Today’s rise will be a welcome boost for Mark & Spencer, which has been under pressure as hedge funds have bet against it and is in danger of dropping out of the Footsie.
Richard Stone of The Share Centre said that, rather than the ups and downs of the US-China trade spat, the key drivers for this recent rally in share prices have been ‘continued global economic growth and accommodative monetary policy’.
‘This has been helped in the UK by the fact that weak growth in the first quarter of 2018, largely believed to be a result of particularly bad weather rather than anything more fundamental, has delayed the next rise in interest rates,’ he added.
Volatile: The FTSE 100 indexwas trading as low as 6,888 in March after trade war fears had hit stock markets.
‘Sterling has fallen as a result and overseas earnings have become worth more in sterling terms – something which is particularly important to many FTSE 100 companies which operate internationally.
‘At the same time the oil price has continued to climb, pushed yet higher by political tensions between the US and Iran.
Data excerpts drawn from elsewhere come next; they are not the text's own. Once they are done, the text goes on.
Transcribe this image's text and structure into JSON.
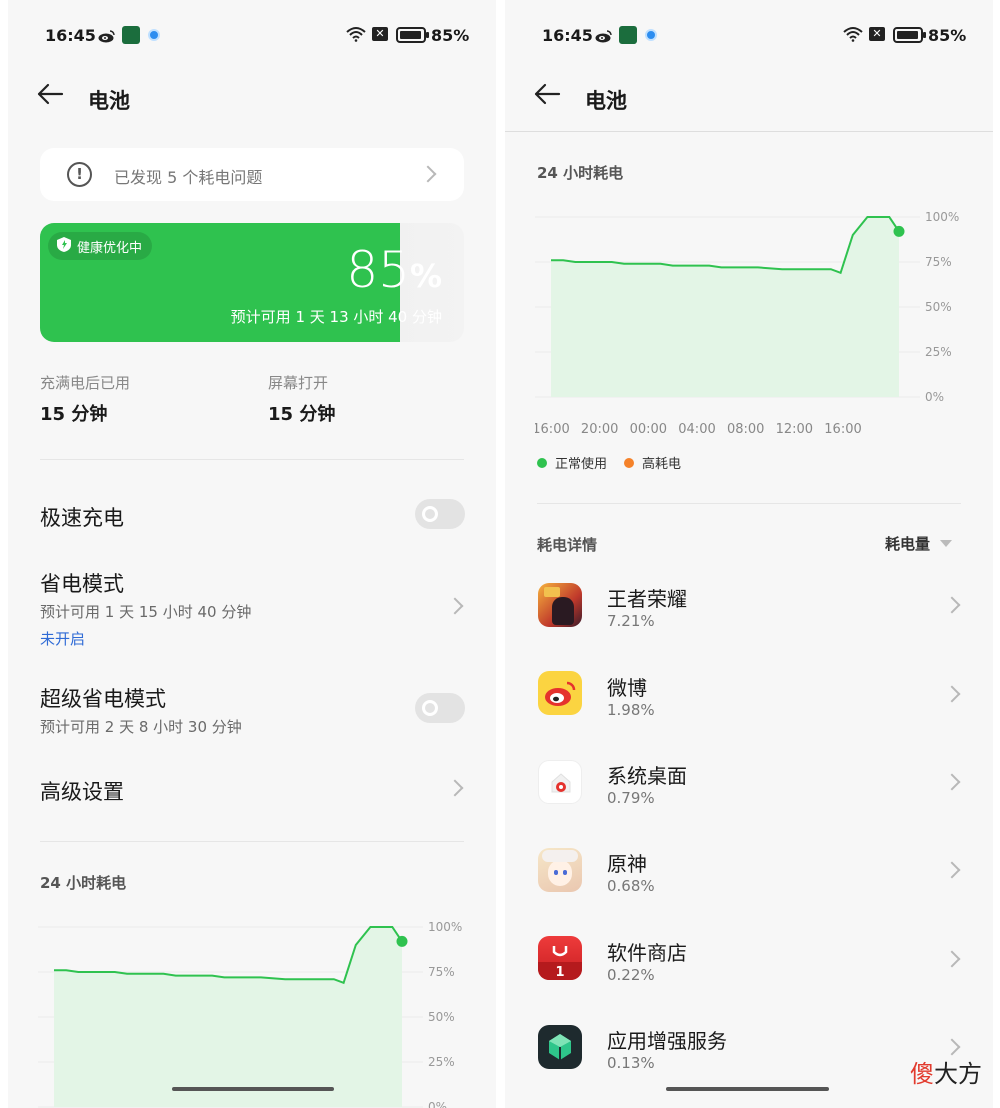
{
  "status": {
    "time": "16:45",
    "battery": "85%"
  },
  "header": {
    "title": "电池"
  },
  "issues": {
    "text": "已发现 5 个耗电问题"
  },
  "battery_card": {
    "badge": "健康优化中",
    "percent_number": "85",
    "percent_sign": "%",
    "level": 0.85,
    "estimate": "预计可用 1 天 13 小时 40 分钟"
  },
  "stats": {
    "since_full_label": "充满电后已用",
    "since_full_value": "15 分钟",
    "screen_on_label": "屏幕打开",
    "screen_on_value": "15 分钟"
  },
  "settings": {
    "fast_charge": "极速充电",
    "power_save": "省电模式",
    "power_save_sub": "预计可用 1 天 15 小时 40 分钟",
    "power_save_state": "未开启",
    "super_save": "超级省电模式",
    "super_save_sub": "预计可用 2 天 8 小时 30 分钟",
    "advanced": "高级设置"
  },
  "usage": {
    "title": "24 小时耗电",
    "legend_normal": "正常使用",
    "legend_high": "高耗电",
    "details_title": "耗电详情",
    "sort_label": "耗电量"
  },
  "colors": {
    "green": "#2fc24f",
    "orange": "#f5822a",
    "link": "#2f6bd6"
  },
  "chart_data": {
    "type": "area",
    "title": "24 小时耗电",
    "x_ticks": [
      "16:00",
      "20:00",
      "00:00",
      "04:00",
      "08:00",
      "12:00",
      "16:00"
    ],
    "y_ticks": [
      "100%",
      "75%",
      "50%",
      "25%",
      "0%"
    ],
    "ylim": [
      0,
      100
    ],
    "series": [
      {
        "name": "正常使用",
        "x_hours": [
          0,
          1,
          2,
          5,
          6,
          9,
          10,
          13,
          14,
          16,
          17,
          19,
          20,
          22,
          23,
          23.8,
          24.8,
          26,
          26.9,
          27.8,
          28.6
        ],
        "values": [
          76,
          76,
          75,
          75,
          74,
          74,
          73,
          73,
          72,
          72,
          72,
          71,
          71,
          71,
          71,
          69,
          90,
          100,
          100,
          100,
          92
        ]
      }
    ],
    "legend": [
      "正常使用",
      "高耗电"
    ],
    "grid": true
  },
  "apps": [
    {
      "name": "王者荣耀",
      "pct": "7.21%",
      "icon": "honor-of-kings-icon"
    },
    {
      "name": "微博",
      "pct": "1.98%",
      "icon": "weibo-icon"
    },
    {
      "name": "系统桌面",
      "pct": "0.79%",
      "icon": "launcher-icon"
    },
    {
      "name": "原神",
      "pct": "0.68%",
      "icon": "genshin-icon"
    },
    {
      "name": "软件商店",
      "pct": "0.22%",
      "icon": "app-store-icon"
    },
    {
      "name": "应用增强服务",
      "pct": "0.13%",
      "icon": "app-enhance-icon"
    }
  ],
  "watermark": "傻大方"
}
This is helpful to many of the oil and gas related stocks which are an important constituent of the FTSE 100 index.’
Finally he noted that merger and acquisition activity continues to flourish: ‘the SSE proposed merger with Npower and Sainsbury’s proposed merger with Asda being just two recent examples’.
Russ Mould, investment director at AJ Bell, said that ‘all eyes will now be on whether the FTSE 100 can break through the 8,000 barrier’ – a level that would represent a gain of 4 per cent on the index’s year-open just above 7,600.
He added that while global conditions are favouring equities there are particular traits that mean UK stocks are currently popular – see box below.
WHY ARE UK STOCKS IN VOGUE?
Russ Mould, investment director at AJ Bell, looks at four factors that have helped power the FTSE 100 to record highs:
1. The FTSE 100 underperformed its global stock market peers in total return, sterling terms in 2016 and 2017, something that will have not gone unnoticed by contrarian bulls.
2. Unloved often means undervalued and the UK is not expensive relative to its international peers or its own history on an earnings basis, with the FTSE 100 trading on around 14 times consensus earnings estimates for 2018. In addition, there are a number of sectors – oils, retailers, real estate, house builders – which offer lowly valuations, attractive yields or both and therefore have the potential to surprise on the upside in 2018.
3. The pound’s latest swoon is a further bonus – the FTSE 100 gets a good two-thirds of its earnings from overseas and the lower the currency goes, the more those profits are worth in sterling terms. The weak pound has the additional advantage of making British assets cheaper for overseas buyers and if sterling keeps sliding there has to be a chance for fresh bids to emerge for British firms – Sky, Smurfit Kappa and Shire are already all FTSE 100 firms that are subject to approaches from overseas firms.
4. The FTSE 100 offers a dividend yield above 4 per cent, according to an aggregate of consensus dividend forecasts for each individual constituent. This beats cash and the 1.49 per cent yield offered by the benchmark 10-year Government bond, or Gilt, hands down. Such a yield could be a source of support for the index and chip in a healthy percentage of total returns from UK stocks in 2018. Granted, dividend cover is thinner than ideal, but the higher the oil price goes the safer the dividend yield from BP and Shell becomes and they represent nearly a fifth of total dividend payments between them.